By CityTownInfo.com Staff
June 30, 2009
A new survey indicates that tuition and fees at private colleges will rise an average of 4.3 percent this coming year--the smallest increase in 37 years.
The National Association of Independent Colleges and Universities, which conducted a survey that included 350 private, non-profit colleges and universities, noted that the increase is lower than the average 6 percent over the last ten years. The association pointed out that the lower rate indicates that institutions are trying to restrain costs as families struggle to make ends meet during the recession.
"To an unprecedented degree, students and families are concerned about affording the college of their choice," said NAICU President David L. Warren. "Private colleges are committed to maintaining access for students from all backgrounds--especially in tough times.

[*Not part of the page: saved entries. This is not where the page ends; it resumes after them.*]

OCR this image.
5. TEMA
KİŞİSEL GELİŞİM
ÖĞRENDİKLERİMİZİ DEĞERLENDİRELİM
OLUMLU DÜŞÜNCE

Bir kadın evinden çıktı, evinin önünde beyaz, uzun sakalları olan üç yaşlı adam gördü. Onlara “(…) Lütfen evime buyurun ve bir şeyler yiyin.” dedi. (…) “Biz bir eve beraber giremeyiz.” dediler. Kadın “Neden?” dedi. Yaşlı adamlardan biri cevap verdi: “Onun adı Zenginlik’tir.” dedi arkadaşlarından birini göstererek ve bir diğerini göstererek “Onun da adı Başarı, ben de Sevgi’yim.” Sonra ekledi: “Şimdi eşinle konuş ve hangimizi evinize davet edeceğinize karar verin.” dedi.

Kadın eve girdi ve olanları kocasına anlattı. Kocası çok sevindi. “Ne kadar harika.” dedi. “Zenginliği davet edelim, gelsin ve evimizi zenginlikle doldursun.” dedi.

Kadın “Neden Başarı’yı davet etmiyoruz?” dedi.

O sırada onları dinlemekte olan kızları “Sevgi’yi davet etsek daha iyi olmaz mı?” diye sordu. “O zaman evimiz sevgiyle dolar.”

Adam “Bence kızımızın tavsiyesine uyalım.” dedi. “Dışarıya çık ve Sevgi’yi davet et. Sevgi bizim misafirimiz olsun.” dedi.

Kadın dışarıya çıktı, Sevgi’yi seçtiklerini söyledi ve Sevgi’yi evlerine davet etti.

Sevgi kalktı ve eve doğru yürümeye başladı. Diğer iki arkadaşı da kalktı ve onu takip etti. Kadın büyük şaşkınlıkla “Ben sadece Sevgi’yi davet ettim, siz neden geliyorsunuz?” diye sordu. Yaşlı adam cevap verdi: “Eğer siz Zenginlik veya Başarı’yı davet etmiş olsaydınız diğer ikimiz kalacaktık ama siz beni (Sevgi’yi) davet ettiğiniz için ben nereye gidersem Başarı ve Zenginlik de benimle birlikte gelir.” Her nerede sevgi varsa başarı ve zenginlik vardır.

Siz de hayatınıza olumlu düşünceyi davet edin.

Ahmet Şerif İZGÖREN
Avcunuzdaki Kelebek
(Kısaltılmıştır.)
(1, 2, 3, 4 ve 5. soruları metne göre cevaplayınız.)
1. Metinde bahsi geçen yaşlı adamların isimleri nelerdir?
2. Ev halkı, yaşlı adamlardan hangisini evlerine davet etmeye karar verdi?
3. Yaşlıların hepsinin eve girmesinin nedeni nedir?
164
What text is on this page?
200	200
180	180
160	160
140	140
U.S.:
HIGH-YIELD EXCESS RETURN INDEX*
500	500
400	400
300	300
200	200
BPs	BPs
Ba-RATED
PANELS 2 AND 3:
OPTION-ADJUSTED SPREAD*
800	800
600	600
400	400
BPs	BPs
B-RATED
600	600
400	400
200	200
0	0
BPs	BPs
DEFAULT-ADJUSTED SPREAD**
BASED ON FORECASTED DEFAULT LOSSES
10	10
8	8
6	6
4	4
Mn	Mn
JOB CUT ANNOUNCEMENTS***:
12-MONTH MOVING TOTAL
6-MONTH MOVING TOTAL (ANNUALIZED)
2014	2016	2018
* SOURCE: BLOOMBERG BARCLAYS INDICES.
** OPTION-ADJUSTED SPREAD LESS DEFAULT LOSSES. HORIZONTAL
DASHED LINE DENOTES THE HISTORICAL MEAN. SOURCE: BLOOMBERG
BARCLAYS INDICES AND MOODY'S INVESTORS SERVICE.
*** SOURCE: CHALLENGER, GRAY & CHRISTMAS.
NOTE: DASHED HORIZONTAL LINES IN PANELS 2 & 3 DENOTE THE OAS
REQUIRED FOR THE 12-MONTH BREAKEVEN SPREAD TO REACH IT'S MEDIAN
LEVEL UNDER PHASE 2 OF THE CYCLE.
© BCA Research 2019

"Freezes and cuts in other campus budget areas--construction and renovation, salaries and benefits, and travel and other staff expenses, to name a few--have allowed institutions to use those savings to temper tuition increases and keep student aid available."
But John Isaacson, who works for a Boston-based headhunting firm which specializes in higher education, warned that higher tuition increases may take place within the next two years as schools dip into their shrunken endowments more. Higher tuition "doesn't look good politically, but it raises a lot of money," he noted in an interview with Bloomberg.com.
Isaacson remarked that efforts by colleges and universities to cut costs this year--by freezing salaries, delaying construction and tightening spending--are "low-hanging fruit," Isaacson said. "The next phase is harder," he noted, and may include much larger tuition increases.
Notably, the NAICU survey did not include costs for room and board. According to the College Board, which administers the SAT, tuition and fees are only about two-thirds of the cost for students in private four-year colleges.
But for the first time, NAICU included data about student aid in its survey, and noted that private colleges increased student-aid budgets by an average of 9 percent for 2009-10.